A two-tower model, also called a dual encoder, is an architecture for retrieving relevant items from a huge collection quickly. It uses two separate neural networks: one “tower” encodes the query (a search string, or a user and their context) into a vector, and the other encodes each candidate item into a vector in the same space. Relevance is measured by how close the two vectors are, typically a dot product or cosine similarity.

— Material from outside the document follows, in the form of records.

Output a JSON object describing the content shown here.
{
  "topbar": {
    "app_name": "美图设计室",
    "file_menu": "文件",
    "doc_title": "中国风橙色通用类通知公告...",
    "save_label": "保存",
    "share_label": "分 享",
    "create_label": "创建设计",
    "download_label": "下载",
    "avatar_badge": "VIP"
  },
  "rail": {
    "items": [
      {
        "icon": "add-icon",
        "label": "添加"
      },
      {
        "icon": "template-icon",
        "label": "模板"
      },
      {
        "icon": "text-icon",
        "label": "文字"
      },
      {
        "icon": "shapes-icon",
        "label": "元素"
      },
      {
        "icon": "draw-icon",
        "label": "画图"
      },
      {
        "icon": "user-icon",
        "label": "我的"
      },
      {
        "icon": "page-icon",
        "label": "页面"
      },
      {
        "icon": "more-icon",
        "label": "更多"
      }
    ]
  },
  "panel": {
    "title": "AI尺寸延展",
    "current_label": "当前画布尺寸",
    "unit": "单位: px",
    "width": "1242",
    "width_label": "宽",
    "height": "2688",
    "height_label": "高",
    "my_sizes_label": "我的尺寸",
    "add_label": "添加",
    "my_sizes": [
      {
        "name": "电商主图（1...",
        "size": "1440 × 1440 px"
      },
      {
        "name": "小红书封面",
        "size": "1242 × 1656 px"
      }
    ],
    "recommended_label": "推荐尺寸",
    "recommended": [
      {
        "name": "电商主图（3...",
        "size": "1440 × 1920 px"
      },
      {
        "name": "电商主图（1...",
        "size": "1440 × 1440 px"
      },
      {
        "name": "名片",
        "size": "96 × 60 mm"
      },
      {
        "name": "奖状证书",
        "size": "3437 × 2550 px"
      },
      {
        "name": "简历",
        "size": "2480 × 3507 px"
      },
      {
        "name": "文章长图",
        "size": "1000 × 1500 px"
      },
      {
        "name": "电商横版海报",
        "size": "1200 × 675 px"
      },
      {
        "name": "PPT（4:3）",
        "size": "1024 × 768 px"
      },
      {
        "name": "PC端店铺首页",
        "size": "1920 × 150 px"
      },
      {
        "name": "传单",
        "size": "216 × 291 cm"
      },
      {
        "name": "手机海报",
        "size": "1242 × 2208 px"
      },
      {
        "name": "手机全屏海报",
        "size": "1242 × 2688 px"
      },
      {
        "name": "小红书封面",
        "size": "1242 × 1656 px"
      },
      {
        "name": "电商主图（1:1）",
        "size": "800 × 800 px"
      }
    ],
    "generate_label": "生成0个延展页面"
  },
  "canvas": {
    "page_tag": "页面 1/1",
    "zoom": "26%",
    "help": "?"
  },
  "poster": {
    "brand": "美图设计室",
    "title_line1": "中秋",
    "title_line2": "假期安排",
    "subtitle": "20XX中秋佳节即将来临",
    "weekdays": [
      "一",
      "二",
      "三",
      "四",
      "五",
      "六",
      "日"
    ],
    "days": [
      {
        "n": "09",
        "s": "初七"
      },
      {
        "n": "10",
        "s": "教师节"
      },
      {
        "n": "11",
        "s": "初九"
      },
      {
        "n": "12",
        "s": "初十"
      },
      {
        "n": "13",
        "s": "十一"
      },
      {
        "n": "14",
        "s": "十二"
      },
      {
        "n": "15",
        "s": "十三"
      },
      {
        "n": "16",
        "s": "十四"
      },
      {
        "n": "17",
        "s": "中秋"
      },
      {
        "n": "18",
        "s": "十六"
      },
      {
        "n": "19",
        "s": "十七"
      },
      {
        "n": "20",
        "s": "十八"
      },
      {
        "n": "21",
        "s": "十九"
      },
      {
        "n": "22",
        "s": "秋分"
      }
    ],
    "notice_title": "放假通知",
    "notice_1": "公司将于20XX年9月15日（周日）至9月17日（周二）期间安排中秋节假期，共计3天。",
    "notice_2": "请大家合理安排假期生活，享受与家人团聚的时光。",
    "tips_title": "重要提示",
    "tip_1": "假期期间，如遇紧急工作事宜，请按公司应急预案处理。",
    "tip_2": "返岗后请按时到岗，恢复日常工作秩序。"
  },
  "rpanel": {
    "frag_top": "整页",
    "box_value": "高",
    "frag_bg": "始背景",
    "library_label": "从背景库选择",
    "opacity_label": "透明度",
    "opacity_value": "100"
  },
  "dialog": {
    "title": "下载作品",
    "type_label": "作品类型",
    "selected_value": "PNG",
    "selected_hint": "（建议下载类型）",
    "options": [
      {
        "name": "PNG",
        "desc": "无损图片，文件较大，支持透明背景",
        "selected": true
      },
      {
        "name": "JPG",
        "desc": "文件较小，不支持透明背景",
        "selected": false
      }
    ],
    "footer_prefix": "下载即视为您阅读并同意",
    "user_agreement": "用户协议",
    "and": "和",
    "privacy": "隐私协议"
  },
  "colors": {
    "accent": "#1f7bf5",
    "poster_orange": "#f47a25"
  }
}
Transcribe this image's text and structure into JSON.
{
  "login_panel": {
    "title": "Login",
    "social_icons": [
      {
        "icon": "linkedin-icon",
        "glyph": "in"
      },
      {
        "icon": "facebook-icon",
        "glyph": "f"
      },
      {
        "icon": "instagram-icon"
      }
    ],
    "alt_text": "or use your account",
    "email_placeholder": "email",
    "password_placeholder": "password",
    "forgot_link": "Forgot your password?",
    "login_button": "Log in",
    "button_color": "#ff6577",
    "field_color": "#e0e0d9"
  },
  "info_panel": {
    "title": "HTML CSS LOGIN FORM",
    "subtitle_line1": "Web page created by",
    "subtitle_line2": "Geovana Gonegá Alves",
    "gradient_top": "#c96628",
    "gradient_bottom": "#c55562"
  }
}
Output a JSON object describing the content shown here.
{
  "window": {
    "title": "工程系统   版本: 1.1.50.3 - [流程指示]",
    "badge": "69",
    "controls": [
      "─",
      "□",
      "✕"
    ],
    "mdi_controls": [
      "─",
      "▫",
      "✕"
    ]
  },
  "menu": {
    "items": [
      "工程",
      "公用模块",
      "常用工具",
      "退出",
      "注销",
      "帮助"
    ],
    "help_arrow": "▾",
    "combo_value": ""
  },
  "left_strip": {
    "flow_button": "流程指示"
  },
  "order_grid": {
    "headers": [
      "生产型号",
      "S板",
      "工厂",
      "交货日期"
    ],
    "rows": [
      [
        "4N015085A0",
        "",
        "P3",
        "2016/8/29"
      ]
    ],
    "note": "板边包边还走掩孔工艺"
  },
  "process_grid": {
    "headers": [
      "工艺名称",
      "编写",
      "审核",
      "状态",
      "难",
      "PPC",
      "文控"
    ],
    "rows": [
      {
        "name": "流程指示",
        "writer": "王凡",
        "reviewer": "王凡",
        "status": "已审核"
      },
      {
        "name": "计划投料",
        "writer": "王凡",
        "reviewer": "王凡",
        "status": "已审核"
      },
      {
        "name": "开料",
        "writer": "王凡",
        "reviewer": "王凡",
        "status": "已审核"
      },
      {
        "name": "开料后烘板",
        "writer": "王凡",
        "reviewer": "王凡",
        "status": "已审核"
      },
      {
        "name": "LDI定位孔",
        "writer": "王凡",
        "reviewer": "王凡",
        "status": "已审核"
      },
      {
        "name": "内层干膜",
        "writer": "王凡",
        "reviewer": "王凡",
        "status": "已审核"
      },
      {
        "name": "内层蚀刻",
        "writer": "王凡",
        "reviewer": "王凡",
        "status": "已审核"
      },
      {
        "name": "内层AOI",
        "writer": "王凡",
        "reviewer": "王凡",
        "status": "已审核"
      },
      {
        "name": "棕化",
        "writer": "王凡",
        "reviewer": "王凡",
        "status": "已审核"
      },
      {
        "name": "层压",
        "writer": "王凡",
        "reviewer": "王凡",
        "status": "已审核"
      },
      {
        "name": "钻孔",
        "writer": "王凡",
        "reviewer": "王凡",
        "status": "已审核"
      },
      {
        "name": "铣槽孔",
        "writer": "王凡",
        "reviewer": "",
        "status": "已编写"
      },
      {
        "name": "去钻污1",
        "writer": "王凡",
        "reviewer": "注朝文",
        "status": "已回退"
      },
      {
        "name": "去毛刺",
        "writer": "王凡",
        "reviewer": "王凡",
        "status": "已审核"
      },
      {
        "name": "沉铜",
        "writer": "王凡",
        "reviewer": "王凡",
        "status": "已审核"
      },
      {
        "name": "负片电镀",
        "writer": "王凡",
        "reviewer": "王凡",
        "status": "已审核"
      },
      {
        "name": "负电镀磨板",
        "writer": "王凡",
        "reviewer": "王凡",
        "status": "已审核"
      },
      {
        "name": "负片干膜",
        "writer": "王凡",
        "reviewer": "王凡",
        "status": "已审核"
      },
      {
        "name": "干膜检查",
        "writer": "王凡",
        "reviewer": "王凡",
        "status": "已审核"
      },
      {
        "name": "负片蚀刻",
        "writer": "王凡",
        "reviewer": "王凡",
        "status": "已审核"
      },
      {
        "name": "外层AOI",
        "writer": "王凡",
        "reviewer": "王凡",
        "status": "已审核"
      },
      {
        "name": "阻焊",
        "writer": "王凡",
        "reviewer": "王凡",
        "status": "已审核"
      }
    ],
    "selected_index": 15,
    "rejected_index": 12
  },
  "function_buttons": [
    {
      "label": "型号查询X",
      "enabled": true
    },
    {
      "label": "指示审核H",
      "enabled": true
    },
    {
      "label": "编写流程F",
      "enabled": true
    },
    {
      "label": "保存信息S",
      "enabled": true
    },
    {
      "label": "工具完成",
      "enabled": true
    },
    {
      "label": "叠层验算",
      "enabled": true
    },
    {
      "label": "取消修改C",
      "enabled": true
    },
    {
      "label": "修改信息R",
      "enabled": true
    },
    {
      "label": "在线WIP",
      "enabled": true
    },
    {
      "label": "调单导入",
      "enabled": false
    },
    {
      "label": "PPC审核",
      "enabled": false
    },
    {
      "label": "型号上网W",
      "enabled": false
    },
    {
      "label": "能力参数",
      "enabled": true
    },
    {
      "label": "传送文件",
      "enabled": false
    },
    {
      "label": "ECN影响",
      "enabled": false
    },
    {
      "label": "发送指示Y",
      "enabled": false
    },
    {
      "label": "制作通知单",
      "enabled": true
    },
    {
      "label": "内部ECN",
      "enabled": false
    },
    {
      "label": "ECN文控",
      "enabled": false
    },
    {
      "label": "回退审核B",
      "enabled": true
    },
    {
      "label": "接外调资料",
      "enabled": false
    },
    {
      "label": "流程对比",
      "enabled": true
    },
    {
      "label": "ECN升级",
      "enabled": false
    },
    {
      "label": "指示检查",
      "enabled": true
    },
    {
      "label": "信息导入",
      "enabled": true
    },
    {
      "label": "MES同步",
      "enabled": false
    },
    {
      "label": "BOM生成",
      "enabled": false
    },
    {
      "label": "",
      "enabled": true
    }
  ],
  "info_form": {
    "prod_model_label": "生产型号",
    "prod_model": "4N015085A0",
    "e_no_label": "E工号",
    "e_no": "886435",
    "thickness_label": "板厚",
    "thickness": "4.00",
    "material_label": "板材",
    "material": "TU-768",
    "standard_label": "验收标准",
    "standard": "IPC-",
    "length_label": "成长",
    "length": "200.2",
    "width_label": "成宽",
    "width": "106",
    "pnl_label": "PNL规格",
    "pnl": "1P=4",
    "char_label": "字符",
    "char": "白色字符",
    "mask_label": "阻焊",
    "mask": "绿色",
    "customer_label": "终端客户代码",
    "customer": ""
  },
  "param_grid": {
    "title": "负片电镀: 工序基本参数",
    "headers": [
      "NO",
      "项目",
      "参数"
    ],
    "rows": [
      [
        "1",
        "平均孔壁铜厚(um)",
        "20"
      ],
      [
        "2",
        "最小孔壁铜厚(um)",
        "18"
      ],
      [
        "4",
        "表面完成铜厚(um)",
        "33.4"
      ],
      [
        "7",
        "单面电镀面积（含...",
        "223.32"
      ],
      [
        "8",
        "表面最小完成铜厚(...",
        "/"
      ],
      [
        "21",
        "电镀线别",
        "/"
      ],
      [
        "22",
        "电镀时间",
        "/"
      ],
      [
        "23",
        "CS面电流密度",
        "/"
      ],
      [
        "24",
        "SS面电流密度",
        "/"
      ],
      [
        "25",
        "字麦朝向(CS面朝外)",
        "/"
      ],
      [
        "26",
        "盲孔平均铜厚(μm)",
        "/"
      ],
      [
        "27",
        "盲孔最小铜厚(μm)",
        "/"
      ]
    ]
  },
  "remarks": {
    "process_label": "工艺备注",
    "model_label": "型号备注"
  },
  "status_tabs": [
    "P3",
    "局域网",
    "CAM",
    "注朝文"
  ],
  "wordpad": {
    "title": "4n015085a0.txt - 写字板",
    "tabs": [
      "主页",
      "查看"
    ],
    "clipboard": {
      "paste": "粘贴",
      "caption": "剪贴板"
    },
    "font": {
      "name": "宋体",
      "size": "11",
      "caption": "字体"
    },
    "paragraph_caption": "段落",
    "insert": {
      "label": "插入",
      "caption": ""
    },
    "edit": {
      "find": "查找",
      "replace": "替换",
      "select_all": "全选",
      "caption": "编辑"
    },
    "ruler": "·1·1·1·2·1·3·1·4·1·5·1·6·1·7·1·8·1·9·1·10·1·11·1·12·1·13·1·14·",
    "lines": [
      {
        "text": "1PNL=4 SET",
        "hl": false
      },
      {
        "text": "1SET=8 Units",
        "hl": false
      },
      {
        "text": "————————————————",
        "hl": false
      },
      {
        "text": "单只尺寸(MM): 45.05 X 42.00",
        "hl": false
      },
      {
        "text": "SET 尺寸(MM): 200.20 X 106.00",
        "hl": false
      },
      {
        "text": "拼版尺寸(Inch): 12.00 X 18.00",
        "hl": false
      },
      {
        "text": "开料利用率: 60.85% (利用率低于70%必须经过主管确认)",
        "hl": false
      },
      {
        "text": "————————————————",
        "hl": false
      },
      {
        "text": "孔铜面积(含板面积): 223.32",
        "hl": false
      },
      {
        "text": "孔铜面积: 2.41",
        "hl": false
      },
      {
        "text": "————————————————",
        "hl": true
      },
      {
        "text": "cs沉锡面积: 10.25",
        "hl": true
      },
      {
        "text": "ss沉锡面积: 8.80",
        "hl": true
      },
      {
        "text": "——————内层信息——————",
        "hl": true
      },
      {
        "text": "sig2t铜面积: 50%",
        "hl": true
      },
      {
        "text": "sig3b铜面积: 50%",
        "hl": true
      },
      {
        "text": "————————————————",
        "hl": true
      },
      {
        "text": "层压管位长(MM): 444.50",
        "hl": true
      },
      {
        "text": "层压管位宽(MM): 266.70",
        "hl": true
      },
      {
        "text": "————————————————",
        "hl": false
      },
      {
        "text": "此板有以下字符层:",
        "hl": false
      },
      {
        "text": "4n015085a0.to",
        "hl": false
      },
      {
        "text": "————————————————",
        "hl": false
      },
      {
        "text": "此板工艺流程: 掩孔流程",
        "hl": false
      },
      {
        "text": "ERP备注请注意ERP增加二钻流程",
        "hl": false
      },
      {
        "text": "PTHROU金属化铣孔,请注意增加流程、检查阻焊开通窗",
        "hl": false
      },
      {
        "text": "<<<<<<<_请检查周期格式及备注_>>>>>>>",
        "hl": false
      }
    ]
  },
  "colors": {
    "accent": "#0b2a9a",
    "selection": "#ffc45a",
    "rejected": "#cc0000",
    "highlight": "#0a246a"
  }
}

The reason this design matters is efficiency. Because the item tower does not depend on the query, every item’s vector can be computed once, in advance, and stored in an index. At serving time the system only needs to encode the incoming query and then find its nearest item vectors, a fast approximate nearest neighbor search over precomputed embeddings. This makes it feasible to retrieve good candidates from catalogs of millions or billions of items in milliseconds, which a model that had to jointly process the query with every item could never do. The Dense Passage Retrieval work by Karpukhin and colleagues in 2020 is a clear published example, using a two-tower BERT setup that outperformed keyword search; the same pattern appears throughout large-scale recommendation.
Two-tower models typically serve as the first, recall-oriented stage of a system: they cheaply narrow billions of items down to a few hundred candidates, which a heavier ranking model then orders precisely.
For a business reader, the two-tower model is the standard way modern platforms solve the “needle in a haystack” step: it turns recommendation and semantic search into a geometry problem, finding the items whose vectors sit nearest to yours.